Sie haben uns getrennt, wie sie den Menschen die Hoffnung genommen haben. Die sterben schon dahin, nicht wegen der Kälte die am Himmel schwebt oder ihren Beinen hochkriecht, sondern der, die sich in ihrem Herzen festsetzt. Und auch ich spüre den eisigen Schatten der meine Gedanken verdunkelt, aber mit aller Kraft weiche ich ihm aus, denn er verursacht nur Hass und der ist doch der Grund unserer Trennung. Der Krieg hat mir den Glauben an das Gute des Menschen genommen, zu Schrecklich ist, was gerade geschieht.


Jede Nacht in der ich wachliege schreibe ich Zeile für Zeile meine Gedanken an dich auf. Sie werden dich nie erreichen können, denn du bist an keinem Ort der Straßennamen oder Postleitzahlen besitzt. Dort wo du bist kennt auch keiner deinen Namen, nicht mal dein Gesicht. Du bist nur einer von Millionen und wenn ich nicht wäre, würde keiner an dich denken. Doch ob du noch an mich denkst? Ich warte schon so lange auf eine Nachricht von dir.

Ich habe nur den einen Brief, der letztes Jahr vor meiner Haustür lag, der weiße Briefumschlag versteckt unter Schneeflocken, das Papier ganz aufgeweicht, die Schrift verschmiert. Einiges konnte ich entziffern und es genügte zwischen den Zeilen lesen zu können. Du warst einberufen geworden, von nun an lag die Last des Todes auf deinen Schultern und du wusstest wie schwer sie werden würde. Du schriebst von Wiedersehen, Liebe und Hoffnung, aber ich wusste wie diese Wörter von Zweifeln verfressen waren. Trotzdem klammerte ich mich eine Zeit lang an sie, zusammen mit der Erinnerung an dein Gesicht.
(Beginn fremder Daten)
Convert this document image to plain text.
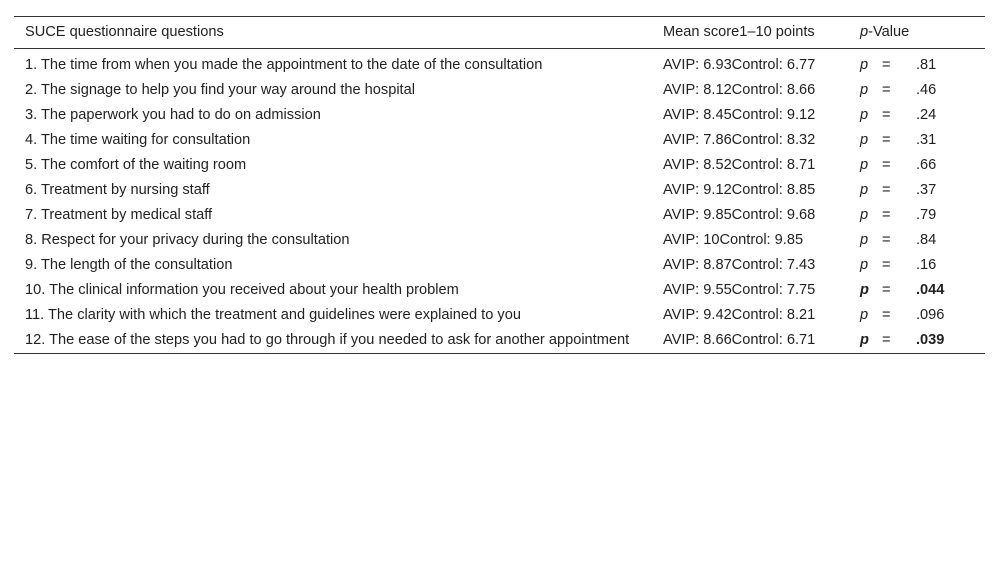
SUCE questionnaire questions	Mean score1–10 points	p-Value
1. The time from when you made the appointment to the date of the consultation	AVIP: 6.93Control: 6.77	p = .81

2. The signage to help you find your way around the hospital	AVIP: 8.12Control: 8.66	p = .46

3. The paperwork you had to do on admission	AVIP: 8.45Control: 9.12	p = .24

4. The time waiting for consultation	AVIP: 7.86Control: 8.32	p = .31

5. The comfort of the waiting room	AVIP: 8.52Control: 8.71	p = .66

6. Treatment by nursing staff	AVIP: 9.12Control: 8.85	p = .37

7. Treatment by medical staff	AVIP: 9.85Control: 9.68	p = .79

8. Respect for your privacy during the consultation	AVIP: 10Control: 9.85	p = .84

9. The length of the consultation	AVIP: 8.87Control: 7.43	p = .16

10. The clinical information you received about your health problem	AVIP: 9.55Control: 7.75	p = .044

11. The clarity with which the treatment and guidelines were explained to you	AVIP: 9.42Control: 8.21	p = .096

12. The ease of the steps you had to go through if you needed to ask for another appointment	AVIP: 8.66Control: 6.71	p = .039
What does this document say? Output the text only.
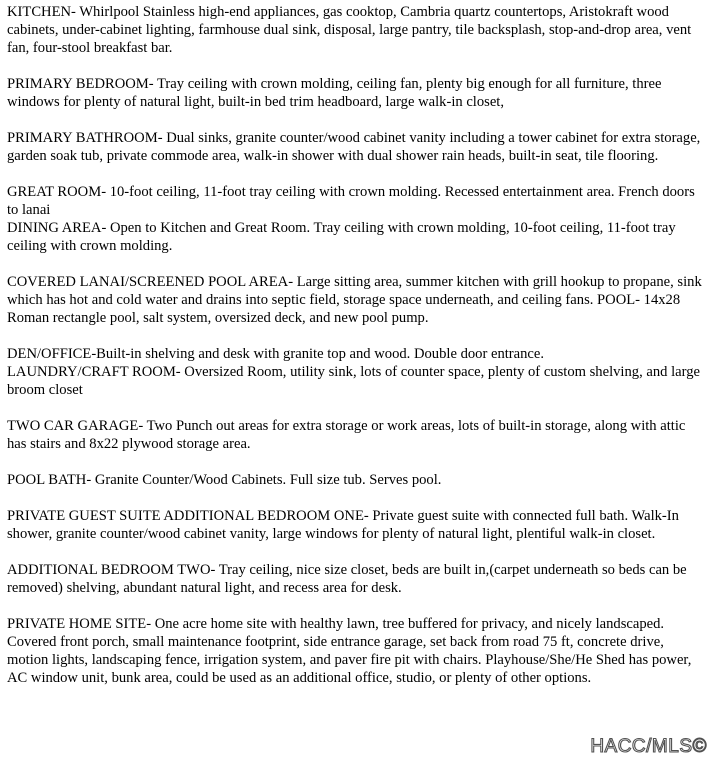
KITCHEN- Whirlpool Stainless high-end appliances, gas cooktop, Cambria quartz countertops, Aristokraft wood cabinets, under-cabinet lighting, farmhouse dual sink, disposal, large pantry, tile backsplash, stop-and-drop area, vent fan, four-stool breakfast bar.

PRIMARY BEDROOM- Tray ceiling with crown molding, ceiling fan, plenty big enough for all furniture, three windows for plenty of natural light, built-in bed trim headboard, large walk-in closet,

PRIMARY BATHROOM- Dual sinks, granite counter/wood cabinet vanity including a tower cabinet for extra storage, garden soak tub, private commode area, walk-in shower with dual shower rain heads, built-in seat, tile flooring.

GREAT ROOM- 10-foot ceiling, 11-foot tray ceiling with crown molding. Recessed entertainment area. French doors to lanai

DINING AREA- Open to Kitchen and Great Room. Tray ceiling with crown molding, 10-foot ceiling, 11-foot tray ceiling with crown molding.

COVERED LANAI/SCREENED POOL AREA- Large sitting area, summer kitchen with grill hookup to propane, sink which has hot and cold water and drains into septic field, storage space underneath, and ceiling fans. POOL- 14x28 Roman rectangle pool, salt system, oversized deck, and new pool pump.

DEN/OFFICE-Built-in shelving and desk with granite top and wood. Double door entrance.

LAUNDRY/CRAFT ROOM- Oversized Room, utility sink, lots of counter space, plenty of custom shelving, and large broom closet

TWO CAR GARAGE- Two Punch out areas for extra storage or work areas, lots of built-in storage, along with attic has stairs and 8x22 plywood storage area.

POOL BATH- Granite Counter/Wood Cabinets. Full size tub. Serves pool.

PRIVATE GUEST SUITE ADDITIONAL BEDROOM ONE- Private guest suite with connected full bath. Walk-In shower, granite counter/wood cabinet vanity, large windows for plenty of natural light, plentiful walk-in closet.

ADDITIONAL BEDROOM TWO- Tray ceiling, nice size closet, beds are built in,(carpet underneath so beds can be removed) shelving, abundant natural light, and recess area for desk.

PRIVATE HOME SITE- One acre home site with healthy lawn, tree buffered for privacy, and nicely landscaped. Covered front porch, small maintenance footprint, side entrance garage, set back from road 75 ft, concrete drive, motion lights, landscaping fence, irrigation system, and paver fire pit with chairs. Playhouse/She/He Shed has power, AC window unit, bunk area, could be used as an additional office, studio, or plenty of other options.

HACC/MLS©
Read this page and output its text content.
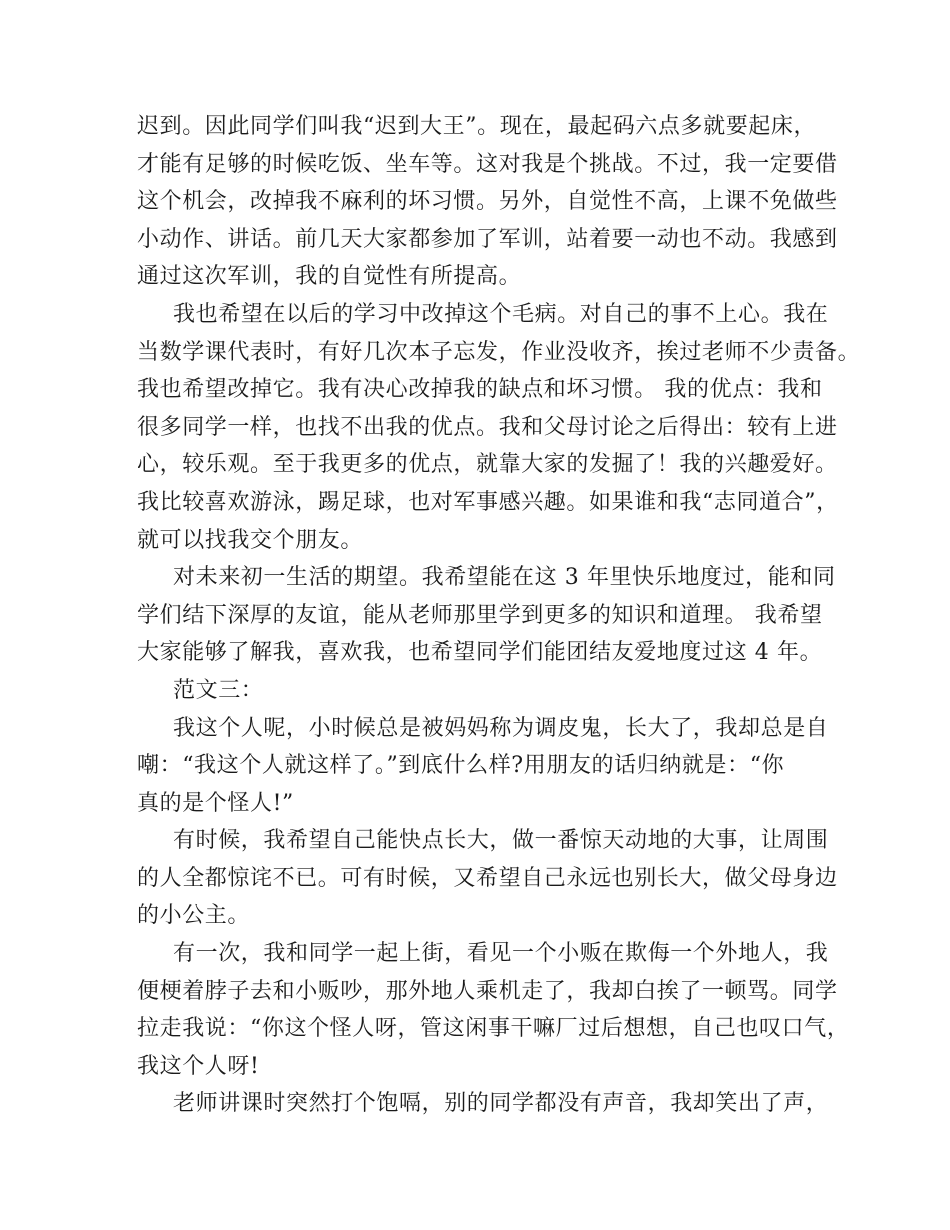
迟到。因此同学们叫我“迟到大王”。现在，最起码六点多就要起床，
才能有足够的时候吃饭、坐车等。这对我是个挑战。不过，我一定要借
这个机会，改掉我不麻利的坏习惯。另外，自觉性不高，上课不免做些
小动作、讲话。前几天大家都参加了军训，站着要一动也不动。我感到
通过这次军训，我的自觉性有所提高。
我也希望在以后的学习中改掉这个毛病。对自己的事不上心。我在
当数学课代表时，有好几次本子忘发，作业没收齐，挨过老师不少责备。
我也希望改掉它。我有决心改掉我的缺点和坏习惯。 我的优点：我和
很多同学一样，也找不出我的优点。我和父母讨论之后得出：较有上进
心，较乐观。至于我更多的优点，就靠大家的发掘了！我的兴趣爱好。
我比较喜欢游泳，踢足球，也对军事感兴趣。如果谁和我“志同道合”，
就可以找我交个朋友。
对未来初一生活的期望。我希望能在这 3 年里快乐地度过，能和同
学们结下深厚的友谊，能从老师那里学到更多的知识和道理。 我希望
大家能够了解我，喜欢我，也希望同学们能团结友爱地度过这 4 年。
范文三：
我这个人呢，小时候总是被妈妈称为调皮鬼，长大了，我却总是自
嘲：“我这个人就这样了。”到底什么样?用朋友的话归纳就是：“你
真的是个怪人!”
有时候，我希望自己能快点长大，做一番惊天动地的大事，让周围
的人全都惊诧不已。可有时候，又希望自己永远也别长大，做父母身边
的小公主。
有一次，我和同学一起上街，看见一个小贩在欺侮一个外地人，我
便梗着脖子去和小贩吵，那外地人乘机走了，我却白挨了一顿骂。同学
拉走我说：“你这个怪人呀，管这闲事干嘛厂过后想想，自己也叹口气，
我这个人呀!
老师讲课时突然打个饱嗝，别的同学都没有声音，我却笑出了声，
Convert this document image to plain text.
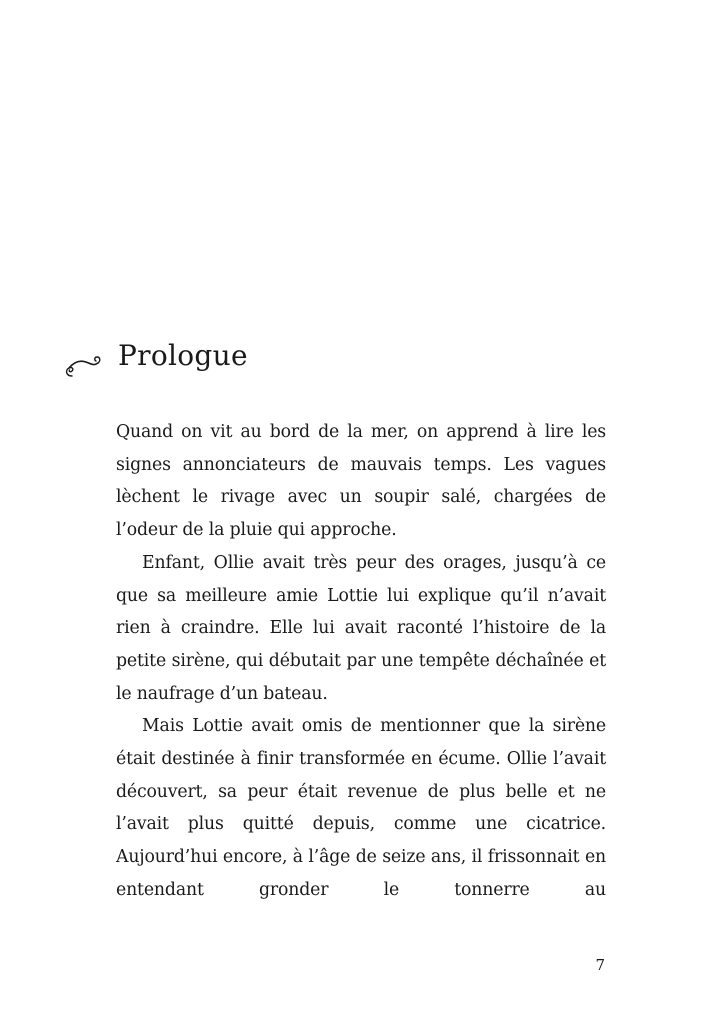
Prologue

Quand on vit au bord de la mer, on apprend à lire les signes annonciateurs de mauvais temps. Les vagues lèchent le rivage avec un soupir salé, chargées de l’odeur de la pluie qui approche.

Enfant, Ollie avait très peur des orages, jusqu’à ce que sa meilleure amie Lottie lui explique qu’il n’avait rien à craindre. Elle lui avait raconté l’histoire de la petite sirène, qui débutait par une tempête déchaînée et le naufrage d’un bateau.

Mais Lottie avait omis de mentionner que la sirène était destinée à finir transformée en écume. Ollie l’avait découvert, sa peur était revenue de plus belle et ne l’avait plus quitté depuis, comme une cicatrice. Aujourd’hui encore, à l’âge de seize ans, il frissonnait en entendant gronder le tonnerre au

7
Manchmal stehe ich am Fenster und sehe zu, wie sich junge Mädchen und heimkehrende Soldaten in die Arme fallen. Ich muss dann immer weinen, denn ich spüre, dass es diesen Moment für uns nie geben wird. Jeden Tag laufe ich zu den Listen auf denen die Namen stehen für die es keine Zukunft gibt, und auch wenn ich deinen nie darauf finde, weiß ich, dass er dorthin gehört.
Denn dies ist der erste Winter ohne dich und der vorige wird auch immer der letzte mit dir bleiben.